Developing a model representative of espresso brewing was not a straightforward task. At a basic level, extraction yield depends on how water flows under pressure through a mass of coffee grounds. But that mass is made up of millions of individual grains of different shapes and sizes, jammed irregularly into a single filter bed.

"You would need more computing power than Google has to accurately solve the physics and transport equations of brewing on a geometry as intricate as a coffee bed​," said co-senior author Jamie M. Foster, a mathematician at the University of Portsmouth.

Enlightenment from electrochemistry

To get past this hurdle, the researchers drew on an unlikely source—electrochemistry—likening how caffeine and other molecules dissolve out of coffee grounds to how lithium ions move through the electrodes of a battery.

Borrowing modelling methodologies from battery work led to a rigorous coffee extraction model capable of making powerful and testable predictions.

Boosting the extraction yield through one or more of the routes illustrated by the model could also lead to economic gains for cafes and to sustainability benefits for the coffee industry as a whole.

For example, at the current price of roasted coffee beans, dropping the mass of dry coffee from 20 grams to 15 grams per beverage would add up to savings of a few thousand dollars per year for a small cafe.
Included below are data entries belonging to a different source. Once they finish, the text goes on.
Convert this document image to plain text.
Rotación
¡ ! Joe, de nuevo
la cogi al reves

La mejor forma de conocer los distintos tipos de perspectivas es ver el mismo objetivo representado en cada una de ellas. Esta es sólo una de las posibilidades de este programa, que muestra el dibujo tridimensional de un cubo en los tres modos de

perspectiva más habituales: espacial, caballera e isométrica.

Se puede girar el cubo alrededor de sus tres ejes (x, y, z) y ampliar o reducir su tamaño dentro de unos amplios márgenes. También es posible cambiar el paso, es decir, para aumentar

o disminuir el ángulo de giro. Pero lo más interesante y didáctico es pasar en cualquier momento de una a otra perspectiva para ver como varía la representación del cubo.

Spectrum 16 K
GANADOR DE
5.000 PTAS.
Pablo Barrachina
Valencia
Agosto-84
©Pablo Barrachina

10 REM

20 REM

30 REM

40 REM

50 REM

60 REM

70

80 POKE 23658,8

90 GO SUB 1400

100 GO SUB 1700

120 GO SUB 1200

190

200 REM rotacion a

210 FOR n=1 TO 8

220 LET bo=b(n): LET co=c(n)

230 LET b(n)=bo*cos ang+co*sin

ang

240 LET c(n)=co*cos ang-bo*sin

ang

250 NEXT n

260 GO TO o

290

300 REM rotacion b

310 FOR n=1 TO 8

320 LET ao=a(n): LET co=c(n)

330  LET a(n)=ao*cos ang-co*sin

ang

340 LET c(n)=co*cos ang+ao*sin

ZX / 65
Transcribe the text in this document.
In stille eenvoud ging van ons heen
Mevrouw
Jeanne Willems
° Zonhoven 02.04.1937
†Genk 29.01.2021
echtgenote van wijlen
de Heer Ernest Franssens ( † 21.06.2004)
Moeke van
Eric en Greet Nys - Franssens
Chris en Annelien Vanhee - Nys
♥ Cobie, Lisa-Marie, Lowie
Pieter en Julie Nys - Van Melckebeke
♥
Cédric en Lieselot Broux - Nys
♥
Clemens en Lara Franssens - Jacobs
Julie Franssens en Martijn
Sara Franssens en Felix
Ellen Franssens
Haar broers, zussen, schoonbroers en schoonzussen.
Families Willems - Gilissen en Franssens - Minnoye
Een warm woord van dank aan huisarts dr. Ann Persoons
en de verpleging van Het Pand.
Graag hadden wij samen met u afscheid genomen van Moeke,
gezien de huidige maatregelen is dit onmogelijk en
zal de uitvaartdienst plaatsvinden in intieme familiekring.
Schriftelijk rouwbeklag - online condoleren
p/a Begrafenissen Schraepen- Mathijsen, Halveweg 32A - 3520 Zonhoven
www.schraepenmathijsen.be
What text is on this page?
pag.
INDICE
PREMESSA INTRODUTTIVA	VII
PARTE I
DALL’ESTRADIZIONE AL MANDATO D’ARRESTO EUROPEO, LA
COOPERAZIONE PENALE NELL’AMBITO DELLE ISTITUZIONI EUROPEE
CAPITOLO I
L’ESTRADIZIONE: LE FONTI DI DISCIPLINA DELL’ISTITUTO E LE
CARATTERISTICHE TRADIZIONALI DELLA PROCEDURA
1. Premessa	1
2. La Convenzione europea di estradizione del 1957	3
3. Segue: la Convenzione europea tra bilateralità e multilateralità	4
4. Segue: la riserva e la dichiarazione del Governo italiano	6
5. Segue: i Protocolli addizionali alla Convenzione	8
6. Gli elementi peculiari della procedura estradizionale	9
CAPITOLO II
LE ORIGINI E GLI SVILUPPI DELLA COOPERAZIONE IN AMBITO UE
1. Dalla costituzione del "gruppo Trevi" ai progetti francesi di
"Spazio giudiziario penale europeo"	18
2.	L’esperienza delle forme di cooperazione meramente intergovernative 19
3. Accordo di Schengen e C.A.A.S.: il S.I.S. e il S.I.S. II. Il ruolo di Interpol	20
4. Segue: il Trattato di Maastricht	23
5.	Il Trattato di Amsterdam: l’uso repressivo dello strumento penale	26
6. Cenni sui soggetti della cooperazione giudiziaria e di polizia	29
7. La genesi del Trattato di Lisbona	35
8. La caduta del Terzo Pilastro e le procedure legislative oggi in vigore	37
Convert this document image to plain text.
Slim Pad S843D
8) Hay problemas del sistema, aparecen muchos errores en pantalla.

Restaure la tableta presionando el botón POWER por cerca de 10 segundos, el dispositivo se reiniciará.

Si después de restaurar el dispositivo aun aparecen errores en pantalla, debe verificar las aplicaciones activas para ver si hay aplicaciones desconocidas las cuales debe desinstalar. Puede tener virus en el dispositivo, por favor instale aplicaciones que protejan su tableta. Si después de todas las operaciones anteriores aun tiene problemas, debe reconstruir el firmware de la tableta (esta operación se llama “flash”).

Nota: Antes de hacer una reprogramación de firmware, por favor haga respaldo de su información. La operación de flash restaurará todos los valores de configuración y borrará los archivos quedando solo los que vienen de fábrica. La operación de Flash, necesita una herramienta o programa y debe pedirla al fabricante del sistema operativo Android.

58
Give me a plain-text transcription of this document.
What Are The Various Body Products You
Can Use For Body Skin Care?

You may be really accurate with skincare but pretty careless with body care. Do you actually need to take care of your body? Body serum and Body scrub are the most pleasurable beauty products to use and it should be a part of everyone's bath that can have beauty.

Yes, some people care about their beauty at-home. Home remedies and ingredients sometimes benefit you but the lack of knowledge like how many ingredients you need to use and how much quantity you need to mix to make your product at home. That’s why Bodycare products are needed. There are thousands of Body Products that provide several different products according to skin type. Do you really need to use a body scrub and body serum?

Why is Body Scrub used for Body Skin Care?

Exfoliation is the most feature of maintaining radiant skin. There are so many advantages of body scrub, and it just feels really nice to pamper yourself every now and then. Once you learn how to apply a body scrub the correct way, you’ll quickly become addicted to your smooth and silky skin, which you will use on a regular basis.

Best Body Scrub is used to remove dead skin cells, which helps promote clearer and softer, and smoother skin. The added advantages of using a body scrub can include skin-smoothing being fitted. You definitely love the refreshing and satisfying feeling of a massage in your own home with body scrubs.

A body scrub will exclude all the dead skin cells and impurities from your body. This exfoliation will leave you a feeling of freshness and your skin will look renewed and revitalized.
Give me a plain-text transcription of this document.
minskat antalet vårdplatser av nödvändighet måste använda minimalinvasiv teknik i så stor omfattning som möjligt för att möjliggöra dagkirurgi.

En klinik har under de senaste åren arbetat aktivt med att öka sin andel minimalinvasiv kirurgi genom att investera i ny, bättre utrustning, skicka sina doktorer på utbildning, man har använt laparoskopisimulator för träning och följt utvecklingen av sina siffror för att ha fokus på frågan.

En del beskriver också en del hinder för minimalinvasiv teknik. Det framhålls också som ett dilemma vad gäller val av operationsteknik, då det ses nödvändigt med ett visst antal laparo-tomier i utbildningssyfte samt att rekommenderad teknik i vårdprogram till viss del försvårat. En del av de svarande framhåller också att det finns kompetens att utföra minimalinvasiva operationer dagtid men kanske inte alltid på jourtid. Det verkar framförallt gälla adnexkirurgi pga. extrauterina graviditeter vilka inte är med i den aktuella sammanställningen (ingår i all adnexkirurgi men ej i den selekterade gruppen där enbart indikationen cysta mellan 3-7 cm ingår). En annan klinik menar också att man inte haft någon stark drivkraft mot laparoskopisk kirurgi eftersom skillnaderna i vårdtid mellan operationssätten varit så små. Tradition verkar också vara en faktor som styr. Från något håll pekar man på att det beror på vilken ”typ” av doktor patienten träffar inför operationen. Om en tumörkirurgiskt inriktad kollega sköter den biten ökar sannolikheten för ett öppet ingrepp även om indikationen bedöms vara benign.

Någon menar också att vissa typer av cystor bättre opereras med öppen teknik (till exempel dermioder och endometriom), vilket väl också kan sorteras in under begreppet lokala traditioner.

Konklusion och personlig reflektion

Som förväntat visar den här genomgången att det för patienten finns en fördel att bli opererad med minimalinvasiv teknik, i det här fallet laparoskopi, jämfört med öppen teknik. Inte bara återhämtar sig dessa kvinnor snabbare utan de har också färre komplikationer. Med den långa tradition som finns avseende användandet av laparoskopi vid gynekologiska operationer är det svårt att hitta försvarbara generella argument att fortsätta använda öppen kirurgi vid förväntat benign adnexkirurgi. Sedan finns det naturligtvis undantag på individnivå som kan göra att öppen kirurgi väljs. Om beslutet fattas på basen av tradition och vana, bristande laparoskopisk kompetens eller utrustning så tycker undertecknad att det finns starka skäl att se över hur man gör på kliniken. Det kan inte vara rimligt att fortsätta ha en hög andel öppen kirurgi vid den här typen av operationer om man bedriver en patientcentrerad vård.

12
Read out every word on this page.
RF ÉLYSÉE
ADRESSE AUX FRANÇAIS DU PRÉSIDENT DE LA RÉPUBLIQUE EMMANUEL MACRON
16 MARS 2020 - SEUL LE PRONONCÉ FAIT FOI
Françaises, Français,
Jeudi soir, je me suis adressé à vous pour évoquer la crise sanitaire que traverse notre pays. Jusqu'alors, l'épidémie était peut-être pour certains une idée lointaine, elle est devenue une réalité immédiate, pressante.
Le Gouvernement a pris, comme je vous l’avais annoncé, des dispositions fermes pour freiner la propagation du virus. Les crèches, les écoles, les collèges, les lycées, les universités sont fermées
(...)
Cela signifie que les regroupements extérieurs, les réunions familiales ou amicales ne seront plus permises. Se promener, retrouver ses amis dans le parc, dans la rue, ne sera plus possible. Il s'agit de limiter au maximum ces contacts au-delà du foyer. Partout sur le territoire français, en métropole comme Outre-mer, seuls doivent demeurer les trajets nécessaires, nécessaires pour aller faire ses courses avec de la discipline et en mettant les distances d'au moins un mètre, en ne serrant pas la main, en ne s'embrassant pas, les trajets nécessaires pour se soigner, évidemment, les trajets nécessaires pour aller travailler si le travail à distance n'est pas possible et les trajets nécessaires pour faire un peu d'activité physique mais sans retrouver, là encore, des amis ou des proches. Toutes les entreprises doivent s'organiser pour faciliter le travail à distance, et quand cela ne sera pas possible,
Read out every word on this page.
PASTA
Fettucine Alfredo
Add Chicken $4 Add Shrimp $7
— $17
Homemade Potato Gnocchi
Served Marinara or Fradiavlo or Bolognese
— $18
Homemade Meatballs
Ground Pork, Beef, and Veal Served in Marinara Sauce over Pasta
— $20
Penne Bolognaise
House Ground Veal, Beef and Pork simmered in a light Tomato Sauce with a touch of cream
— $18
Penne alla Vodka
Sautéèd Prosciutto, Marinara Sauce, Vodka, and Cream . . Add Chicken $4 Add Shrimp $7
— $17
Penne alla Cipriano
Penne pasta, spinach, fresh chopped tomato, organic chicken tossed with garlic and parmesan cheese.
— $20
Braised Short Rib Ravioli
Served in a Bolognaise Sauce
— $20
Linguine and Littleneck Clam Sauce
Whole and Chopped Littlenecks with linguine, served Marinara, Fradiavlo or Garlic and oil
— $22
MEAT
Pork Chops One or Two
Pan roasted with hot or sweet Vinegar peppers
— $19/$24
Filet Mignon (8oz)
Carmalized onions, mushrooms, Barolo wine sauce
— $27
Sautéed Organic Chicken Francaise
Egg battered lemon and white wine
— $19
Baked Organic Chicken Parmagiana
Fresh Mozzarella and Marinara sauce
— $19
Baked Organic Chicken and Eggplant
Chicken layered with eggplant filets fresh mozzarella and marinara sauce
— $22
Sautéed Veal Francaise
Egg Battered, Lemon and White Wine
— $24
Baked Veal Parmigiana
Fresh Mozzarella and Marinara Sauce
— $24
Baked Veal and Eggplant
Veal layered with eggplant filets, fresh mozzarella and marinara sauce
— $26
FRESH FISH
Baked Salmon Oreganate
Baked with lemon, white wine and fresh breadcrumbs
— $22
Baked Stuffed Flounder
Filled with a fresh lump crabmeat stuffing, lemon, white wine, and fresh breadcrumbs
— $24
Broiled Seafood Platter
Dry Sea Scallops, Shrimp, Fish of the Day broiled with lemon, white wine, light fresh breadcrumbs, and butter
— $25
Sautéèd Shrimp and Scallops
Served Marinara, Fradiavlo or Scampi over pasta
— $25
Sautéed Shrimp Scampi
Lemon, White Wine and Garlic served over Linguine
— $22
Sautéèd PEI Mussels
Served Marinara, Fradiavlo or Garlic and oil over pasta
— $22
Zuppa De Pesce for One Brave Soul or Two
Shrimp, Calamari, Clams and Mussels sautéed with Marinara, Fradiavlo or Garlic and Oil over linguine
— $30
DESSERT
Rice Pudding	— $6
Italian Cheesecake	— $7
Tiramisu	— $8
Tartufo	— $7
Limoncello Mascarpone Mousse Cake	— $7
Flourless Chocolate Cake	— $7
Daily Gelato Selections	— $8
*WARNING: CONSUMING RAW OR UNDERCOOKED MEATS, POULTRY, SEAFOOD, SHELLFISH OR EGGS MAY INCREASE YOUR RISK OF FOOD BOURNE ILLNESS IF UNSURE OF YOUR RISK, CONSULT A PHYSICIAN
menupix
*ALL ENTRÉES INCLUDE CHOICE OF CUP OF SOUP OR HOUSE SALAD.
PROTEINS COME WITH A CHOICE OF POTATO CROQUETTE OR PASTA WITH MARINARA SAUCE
This would extend to US$1.1bn per year if scaled up to the whole US coffee industry.

We can achieve the same result with 15 grams of coffee. It’s the same extraction yield and basically the same strength as well​,” said Cameron.

What the mathematical model has also shown us very clearly is the majority of your espresso extracts in seconds—even sub-seconds. The remaining brew time is essentially dilution​.”

Being more efficient with coffee bean usage would also reduce waste at a time when coffee supply is under threat from changing climate in historic production areas.

The researchers stress, however, that their results do not purport to reduce all of espresso making down to a single set of brewing conditions or to a lone flavour profile.

"Though there are clear strategies to reduce waste and improve reproducibility, there is no obvious optimal espresso point​," says Hendon.

"There is a tremendous dependency on the preferences of the person producing the coffee; we are elucidating the variables that they need to consider if they want to better navigate the parameter space of brewing espresso​."